God is Awe
2 Samuel 22 is a psalm in which David is full of the awe of God. It is submissive but exultant. It almost has an air of “though he slay me, yet will I trust God.”
There is a theodicy in awe. Most theodicies are attempts to explain why something is fair or not fair from God’s perspective. “If God were truly X, then why would he Y?” But it is not at all hard to explain from within our own perspective of awe. God is great, we submit. The serpent said, “you shall be as Gods,” but he used the future tense and it isn’t always meet for us to anticipate and extrapolate.
Awe is a feeling. It is an utterly necessary feeling. I will not say that it is “just a feeling” because what we learn in feeling cuts down to the root. But because it is a feeling does not mean that you can make a system out of it as in Calvinism or in the more arid of the creeds. The fear of the Lord is the beginning of wisdom but not of knowledge or theory.

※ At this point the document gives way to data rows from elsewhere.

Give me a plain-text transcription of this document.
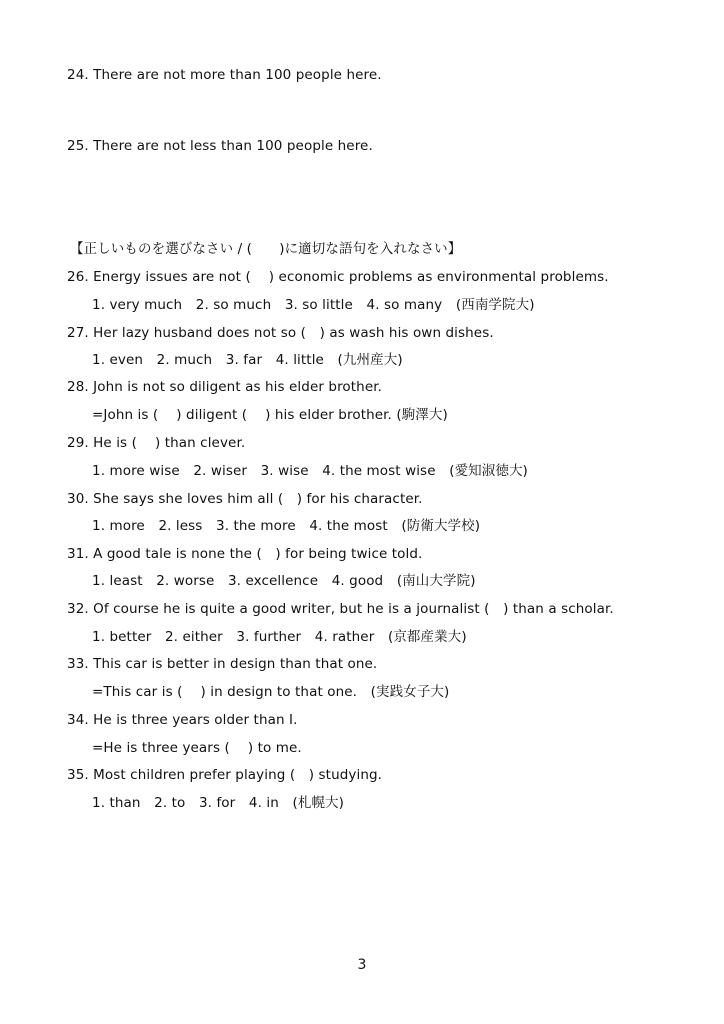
24. There are not more than 100 people here.
25. There are not less than 100 people here.
【正しいものを選びなさい / (　　)に適切な語句を入れなさい】
26. Energy issues are not (　 ) economic problems as environmental problems.
1. very much　2. so much　3. so little　4. so many　(西南学院大)
27. Her lazy husband does not so (　) as wash his own dishes.
1. even　2. much　3. far　4. little　(九州産大)
28. John is not so diligent as his elder brother.
=John is (　 ) diligent (　 ) his elder brother. (駒澤大)
29. He is (　 ) than clever.
1. more wise　2. wiser　3. wise　4. the most wise　(愛知淑徳大)
30. She says she loves him all (　) for his character.
1. more　2. less　3. the more　4. the most　(防衛大学校)
31. A good tale is none the (　) for being twice told.
1. least　2. worse　3. excellence　4. good　(南山大学院)
32. Of course he is quite a good writer, but he is a journalist (　) than a scholar.
1. better　2. either　3. further　4. rather　(京都産業大)
33. This car is better in design than that one.
=This car is (　 ) in design to that one.　(実践女子大)
34. He is three years older than I.
=He is three years (　 ) to me.
35. Most children prefer playing (　) studying.
1. than　2. to　3. for　4. in　(札幌大)
3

The scriptures tell us to become as a little child, full of loving trust, but you can’t skip steps. You yourself must have that childhood experience and move beyond and then move back, these are personal stages not corporate states of Christianity. If you have skipped the awe you are on very shaky ground.
Jacob G.
June 16, 2023
I think this goes along with your glory posts. The glory is what inspires the awe. It is an actual thing which we can sense, without it having to be explained what God did and why its so glorious.